Foodwatch kritisiert EU-Kommission: Lecker Thunfisch mit mehr Gift
Der Verbraucherorganisation Foodwatch zufolge will die EU-Kommission die Grenzwerte für Quecksilber in Raubfischen anheben. Die seien aber schon belastet.
BERLIN afp | Die Europäische Kommission will die Grenzwerte für Quecksilber in großen Raubfischen verdoppeln und den Verbrauchern damit eine deutlich höhere Dosis des Nervengifts zumuten. Die Verbraucherorganisation Foodwatch, der ein entsprechendes Arbeitspapier der EU vorliegt, kritisierte die Pläne scharf: „Risiken und Nebenwirkungen verfehlter Industrie- und Umweltpolitik werden mit voller Wucht an Schwangere und Kleinkinder weitergereicht“, erklärte Matthias Wolfschmidt von Foodwatch am Mittwoch in Berlin.
Wolfschmidt zufolge sollen die Grenzwerte des Nervengiftes für große Fische am Ende der Nahrungskette wie etwa Thun- oder Schwertfisch aus „wirtschaftspolitischen Gründen“ von einem auf zwei Milligramm Quecksilber je Kilogramm Fisch angehoben werden. Große Raubfische seien aber schon heute so stark mit Quecksilber belastet, dass auf Grundlage der noch geltenden Grenzwerte etwa 50 Prozent der Fänge nicht verkauft werden dürfen. Nach Verdoppelung der Grenzwerte wären dann nur noch 14,5 Prozent unverkäuflich.
Im Gegenzug für dieses Lockerung will die EU laut Foodwatch die Grenzwerte bei anderen Fischen von derzeit 0,5 Milligramm auf 0,1 Milligramm Quecksilber pro Kilogramm verschärfen. Foodwatch bezeichnete dies aber als „Trick“, weil kleinere Friedfische, wie etwa Karpfen meist so niedrig belastet sind, dass sie die geplanten Höchstwerte bereits heute einhalten.
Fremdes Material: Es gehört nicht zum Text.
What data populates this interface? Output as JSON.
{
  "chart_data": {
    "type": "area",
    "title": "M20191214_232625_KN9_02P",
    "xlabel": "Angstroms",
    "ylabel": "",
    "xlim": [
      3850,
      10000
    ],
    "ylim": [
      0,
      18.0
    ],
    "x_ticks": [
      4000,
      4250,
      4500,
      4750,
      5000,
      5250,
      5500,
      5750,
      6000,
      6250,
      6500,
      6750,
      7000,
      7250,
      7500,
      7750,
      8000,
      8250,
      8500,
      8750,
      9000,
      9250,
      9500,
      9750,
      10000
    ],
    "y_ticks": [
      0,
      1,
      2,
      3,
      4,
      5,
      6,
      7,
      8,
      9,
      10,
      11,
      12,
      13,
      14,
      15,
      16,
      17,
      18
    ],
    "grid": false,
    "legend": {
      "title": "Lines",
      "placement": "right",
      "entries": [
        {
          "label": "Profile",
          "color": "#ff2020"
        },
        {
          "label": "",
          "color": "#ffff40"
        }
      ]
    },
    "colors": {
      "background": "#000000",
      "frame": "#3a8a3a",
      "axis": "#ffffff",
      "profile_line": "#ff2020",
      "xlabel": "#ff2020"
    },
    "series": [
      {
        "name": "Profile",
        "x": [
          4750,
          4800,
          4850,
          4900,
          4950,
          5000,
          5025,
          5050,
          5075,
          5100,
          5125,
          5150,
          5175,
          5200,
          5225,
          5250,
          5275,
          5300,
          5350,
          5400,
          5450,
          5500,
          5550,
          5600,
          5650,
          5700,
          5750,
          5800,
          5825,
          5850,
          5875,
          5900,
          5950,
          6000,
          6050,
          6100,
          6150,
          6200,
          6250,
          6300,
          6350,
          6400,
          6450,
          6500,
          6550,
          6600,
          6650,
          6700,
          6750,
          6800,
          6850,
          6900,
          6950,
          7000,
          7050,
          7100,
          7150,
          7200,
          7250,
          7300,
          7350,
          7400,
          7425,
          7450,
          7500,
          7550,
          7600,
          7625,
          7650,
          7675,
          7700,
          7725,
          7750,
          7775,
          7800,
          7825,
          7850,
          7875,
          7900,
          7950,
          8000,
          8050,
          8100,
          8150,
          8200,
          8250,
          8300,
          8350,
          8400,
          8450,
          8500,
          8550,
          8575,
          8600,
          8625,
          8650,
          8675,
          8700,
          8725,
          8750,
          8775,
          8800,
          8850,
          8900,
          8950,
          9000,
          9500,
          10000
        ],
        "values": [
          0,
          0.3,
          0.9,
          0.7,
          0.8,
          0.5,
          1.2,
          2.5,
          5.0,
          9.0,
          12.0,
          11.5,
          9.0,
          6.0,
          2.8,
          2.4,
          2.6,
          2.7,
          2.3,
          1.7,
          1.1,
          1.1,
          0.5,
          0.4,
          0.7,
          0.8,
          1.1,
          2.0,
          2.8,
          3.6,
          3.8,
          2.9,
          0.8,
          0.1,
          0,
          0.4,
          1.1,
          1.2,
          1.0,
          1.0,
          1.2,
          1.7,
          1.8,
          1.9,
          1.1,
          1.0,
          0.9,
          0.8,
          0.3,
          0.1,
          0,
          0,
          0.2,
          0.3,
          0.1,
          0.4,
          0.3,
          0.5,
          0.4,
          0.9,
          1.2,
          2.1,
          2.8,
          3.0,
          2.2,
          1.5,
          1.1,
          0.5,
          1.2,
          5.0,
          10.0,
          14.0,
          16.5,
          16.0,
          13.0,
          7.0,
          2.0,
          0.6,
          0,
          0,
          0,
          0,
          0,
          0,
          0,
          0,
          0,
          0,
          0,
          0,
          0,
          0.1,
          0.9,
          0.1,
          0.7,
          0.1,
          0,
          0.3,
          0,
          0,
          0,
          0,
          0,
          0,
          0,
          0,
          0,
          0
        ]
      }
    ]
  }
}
Die Absenkung bei Kleinfisch sei deshalb „ein perfides Ablenkungsmanöver, das allein der Wirtschaft hilft“, erklärte Wolfschmidt.
Quecksilber ist ein für den Menschen hochgiftiges Schwermetall, das sich über die Nahrungskette vor allem in Raubfischen stark anreichert. Die Bundesregierung warnt deshalb davor, dass „bereits geringe Mengen besonders bei Ungeborenen Schädigungen des Nervensystems“ verursachen können. Das Bundesumweltministerium erklärt auf seiner Homepage im Hinblick auf die geltenden Höchstwerte aber, dass eine „gesundheitliche Gefährdung der Allgemeinbevölkerung“ nicht zu erwarten sei.
Quecksilber gelangt vor allem durch die Kohleverbrennung in die Umwelt. Die deutschen Kohlekraftwerke stoßen laut einer schriftlichen Auskunft des Bundesumweltministeriums an die Grünen-Bundestagsabgeordnete Annalena Baerbock mehr als sechs Tonnen Quecksilber im Jahr aus, zwei Drittel der in Deutschland emittierten Gesamtmenge. Die Konzentration von Quecksilber in Fischen etwa in Elbe, Rhein und Donau sei „dauerhaft und flächendeckend überschritten“, hatte der „Spiegel“ im März aus dem Papier zitiert.
Im vergangenen Jahr zählten europaweite Warnungen vor Quecksilber in Fisch bereits zu den häufigsten gemeldeten Gesundheitsrisiken im EU-Warnsystem RASFF.
Leser*innenkommentare
wxyz
Die Grenzwerte anheben wird für sich alleine ziemlich nutzlos sein, wenn die Begründung dafür sein soll, daß eine Verdoppelung der Grenzwerte gesundheitlich unbedenklich wäre. Um auch geglaubt zu werden, müssen zusätzlich auch die bisher erfaßten statistischen Daten umgebastelt werden, und das Ganze muß dann noch obendrein monatelang durch die Medien gejagt werden. Nur so kann es klappen.
Doch daraus würde ein anderes Problem entstehen, denn die danach herbeiziertierten sog. Experten müßten sich eine Menge einfallen lassen, um zu begründen, warum etwas völlig anderes schuld ist an zukünftig ansteigenden Gesundheitsproblemen aufgrund von Quecksilberbelastung. Denn daß zu dünne Schuhsohlen oder vermehrt auftretende Erdstrahlen oder die Außerirdischen daran schuld sind, werden vermutlich nur ganz wenige glauben.